Move to sunny California, they say. It’s dry and hardly ever rains, they say. We are in a drought, they say.


Just a few miles from us – in the Santa Cruz Mountains – our good friends dealt with over 7 inches of rain. In one day! To our east, my wife had trouble getting out of Tahoe due to blinding snowstorms. (Poor baby. Don’t you feel sorry for people stuck in Ski Heaven???)

We’ve got some amazing volunteers at our church, people to greet you with a smile and an offer to serve you. This most recent, very-rainy Sunday our greeters went above and beyond by splashing their way out to families driving onto the flooding parking lot. Armed with large umbrellas, our greeters walked people through the rain, from their parked car to the church.

Hold onto that mental picture – people huddled beneath umbrellas, dry and shielded from soaking rain.

In Paul’s first letter to the Corinthians, he quotes Jesus’ last supper speech. One part in particular sounds theologically inaccurate. Some older translations, when conveying what Jesus meant by the breaking of the bread, read, “This is my body broken for you.”

But Jesus’ body was not broken.

Not a single bone in his body was broken. In John 19 we are told, “Now it was the day of Preparation, and the next day was to be a special Sabbath. Because the Jewish leaders did not want the bodies left on the crosses during the Sabbath, they asked Pilate to have the legs broken and the bodies taken down. The soldiers therefore came and broke the legs of the first man who had been crucified with Jesus, and then those of the other. But when they came to Jesus and found that he was already dead, they did not break his legs… These things happened so that the scripture would be fulfilled: “Not one of his bones will be broken.”

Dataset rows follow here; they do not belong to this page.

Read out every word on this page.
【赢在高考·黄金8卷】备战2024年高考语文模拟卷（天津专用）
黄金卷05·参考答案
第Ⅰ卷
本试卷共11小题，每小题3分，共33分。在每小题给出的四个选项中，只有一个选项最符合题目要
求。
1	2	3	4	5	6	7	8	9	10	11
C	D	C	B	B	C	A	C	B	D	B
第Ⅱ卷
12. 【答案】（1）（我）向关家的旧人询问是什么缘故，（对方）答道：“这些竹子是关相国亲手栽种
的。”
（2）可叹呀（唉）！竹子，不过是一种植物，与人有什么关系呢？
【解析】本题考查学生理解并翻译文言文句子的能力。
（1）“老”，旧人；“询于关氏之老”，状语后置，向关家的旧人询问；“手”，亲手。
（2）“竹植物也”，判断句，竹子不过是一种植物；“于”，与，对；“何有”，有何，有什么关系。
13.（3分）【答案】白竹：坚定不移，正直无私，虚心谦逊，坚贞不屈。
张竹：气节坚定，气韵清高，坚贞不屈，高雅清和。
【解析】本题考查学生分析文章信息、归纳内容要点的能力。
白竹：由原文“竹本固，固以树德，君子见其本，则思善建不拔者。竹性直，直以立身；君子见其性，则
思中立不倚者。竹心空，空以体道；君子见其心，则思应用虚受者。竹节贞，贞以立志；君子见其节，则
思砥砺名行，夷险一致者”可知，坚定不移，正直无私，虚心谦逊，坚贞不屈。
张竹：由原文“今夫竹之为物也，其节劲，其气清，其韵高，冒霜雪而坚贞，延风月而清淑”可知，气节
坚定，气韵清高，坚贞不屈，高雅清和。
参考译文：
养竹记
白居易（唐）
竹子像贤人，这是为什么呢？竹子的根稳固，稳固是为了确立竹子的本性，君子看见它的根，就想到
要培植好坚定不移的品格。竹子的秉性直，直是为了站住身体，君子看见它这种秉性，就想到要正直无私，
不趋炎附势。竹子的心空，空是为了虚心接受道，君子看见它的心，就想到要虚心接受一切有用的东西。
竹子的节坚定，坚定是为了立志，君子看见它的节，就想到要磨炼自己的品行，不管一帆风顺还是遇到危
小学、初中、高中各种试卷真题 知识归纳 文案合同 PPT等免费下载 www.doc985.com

That prophetic statement – “Not one of them will be broken” is found in Psalm 34:20. The idea of “no broken bones” was in accordance with the Old Testament Law regarding the sacrificial Passover lamb: “It must be eaten inside the house; take none of the meat outside the house. Do not break any of the bones.” (Ex. 12:46)

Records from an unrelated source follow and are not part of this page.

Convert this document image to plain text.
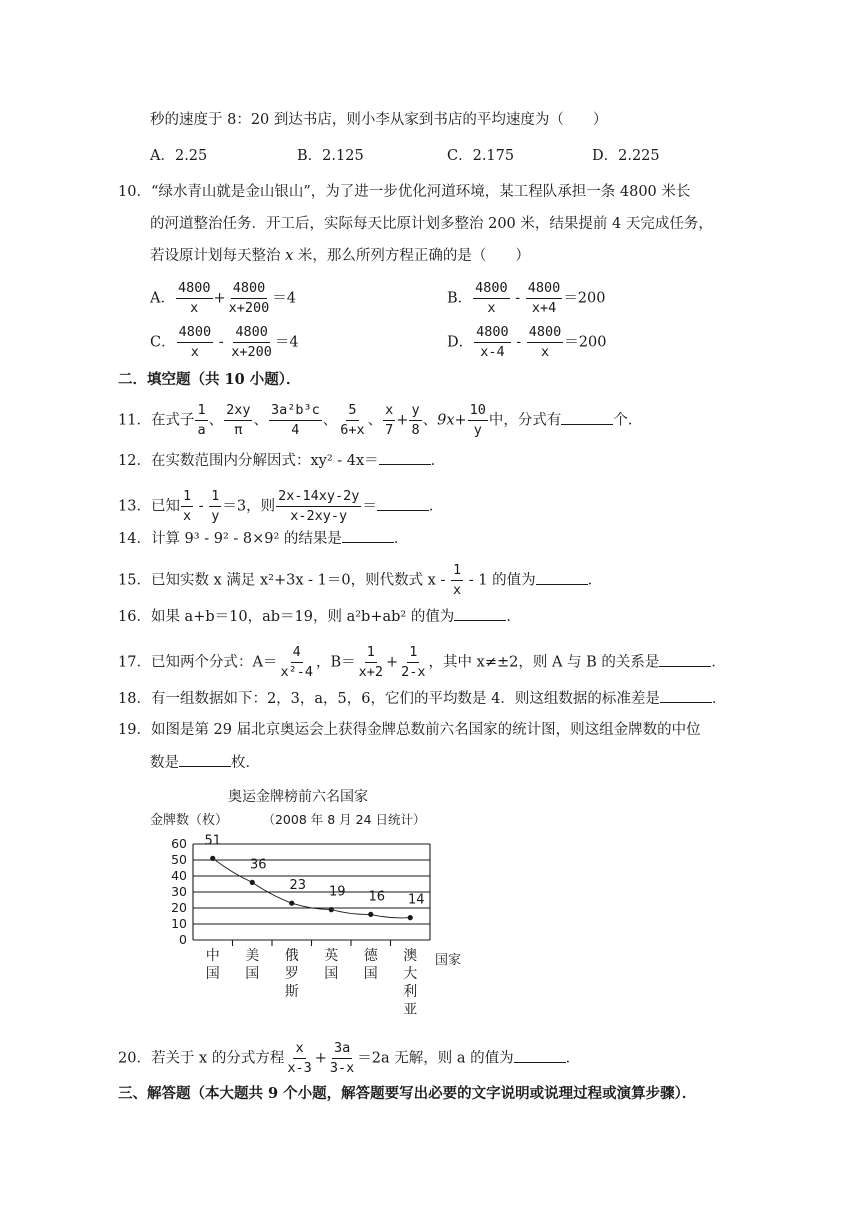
秒的速度于 8：20 到达书店，则小李从家到书店的平均速度为（　　）
A．2.25	B．2.125	C．2.175	D．2.225
10．“绿水青山就是金山银山”，为了进一步优化河道环境，某工程队承担一条 4800 米长
的河道整治任务．开工后，实际每天比原计划多整治 200 米，结果提前 4 天完成任务，
若设原计划每天整治 x 米，那么所列方程正确的是（　　）
A． $\frac{4800}{x} + \frac{4800}{x+200} =4$	B． $\frac{4800}{x} - \frac{4800}{x+4} =200$
C． $\frac{4800}{x} - \frac{4800}{x+200} =4$	D． $\frac{4800}{x-4} - \frac{4800}{x} =200$
二．填空题（共 10 小题）．
11．在式子 $\frac{1}{a}$ 、 $\frac{2xy}{\pi}$ 、 $\frac{\text{3a²b³c}}{4}$ 、 $\frac{5}{6+x}$ 、 $\frac{x}{7} + \frac{y}{8}$ 、$9x+ \frac{10}{y}$ 中，分式有	个．
12．在实数范围内分解因式：xy² - 4x＝	．
13．已知 $\frac{1}{x} - \frac{1}{y} =3$，则 $\frac{2x-14xy-2y}{x-2xy-y}$ ＝	．
14．计算 9³ - 9² - 8×9² 的结果是	．
15．已知实数 x 满足 x²+3x - 1＝0，则代数式 x - $\frac{1}{x} - 1$ 的值为	．
16．如果 a+b＝10，ab＝19，则 a²b+ab² 的值为	．
17．已知两个分式：$A= \frac{4}{\text{x²-4}}$ ，$B= \frac{1}{x+2} + \frac{1}{2-x}$ ，其中 x≠±2，则 A 与 B 的关系是	．
18．有一组数据如下：2，3，a，5，6，它们的平均数是 4．则这组数据的标准差是	．
19．如图是第 29 届北京奥运会上获得金牌总数前六名国家的统计图，则这组金牌数的中位
数是	枚．
奥运金牌榜前六名国家
金牌数（枚）	（2008 年 8 月 24 日统计）
0
10
20
30
40
50
60
中国
美国
俄罗斯
英国
德国
澳大利亚
51
36
23 19 16 14
国家
20．若关于 x 的分式方程 $\frac{x}{x-3} + \frac{3a}{3-x} =2a$ 无解，则 a 的值为	．
三、解答题（本大题共 9 个小题，解答题要写出必要的文字说明或说理过程或演算步骤）．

So why do some Bible translations read, “This is my body broken for you”? A little research and an insightful word study reveal that this particular Greek word (huper) actually means, “in behalf of” and “beyond” and “over.”

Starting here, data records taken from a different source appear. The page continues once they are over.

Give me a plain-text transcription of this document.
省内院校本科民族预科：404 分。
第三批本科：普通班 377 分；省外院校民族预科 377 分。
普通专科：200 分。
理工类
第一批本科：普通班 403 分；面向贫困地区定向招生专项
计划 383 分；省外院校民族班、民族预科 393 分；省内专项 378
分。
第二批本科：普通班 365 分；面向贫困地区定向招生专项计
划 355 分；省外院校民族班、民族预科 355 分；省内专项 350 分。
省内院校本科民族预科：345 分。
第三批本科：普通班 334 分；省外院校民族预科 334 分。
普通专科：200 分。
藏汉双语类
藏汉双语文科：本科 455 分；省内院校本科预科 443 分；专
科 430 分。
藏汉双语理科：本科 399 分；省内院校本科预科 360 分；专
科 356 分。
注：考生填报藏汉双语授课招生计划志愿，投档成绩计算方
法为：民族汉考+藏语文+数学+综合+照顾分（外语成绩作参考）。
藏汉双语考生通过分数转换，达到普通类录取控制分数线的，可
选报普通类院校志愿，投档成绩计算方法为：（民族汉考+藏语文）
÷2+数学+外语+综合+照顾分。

Back to our rainy Sunday at church. Imagine the scene. Seated in your car, you mentally step-off the distance between you and the church. Rain. Pelting rain between you and the next dry spot.

How soaked will I get?  Can I avoid this altogether?  It would be so easy to turn back, returning to my dry garage.

But here comes a volunteer going above and beyond to greet you with an umbrella.

The umbrella is open in behalf of you. As you climb out of your car, and with every step you take, the umbrella remains over you.

Give your life to Jesus, they say. All your problems will disappear, they say. We are living the dream, they say.

Rains don’t slow. How bad will this get?
Storms don’t cease. Can I avoid this altogether?
You can’t outrun rain, can’t dodge drops. It would be so easy to turn back.

What problems threaten to douse your enthusiasm or dampen your zest for life?

Here comes The Umbrella, to meet you where you are. The holy, unblemished Umbrella. The unbroken umbrella sacrificed on behalf of you. The Umbrella who went above and beyond, the Umbrella over you.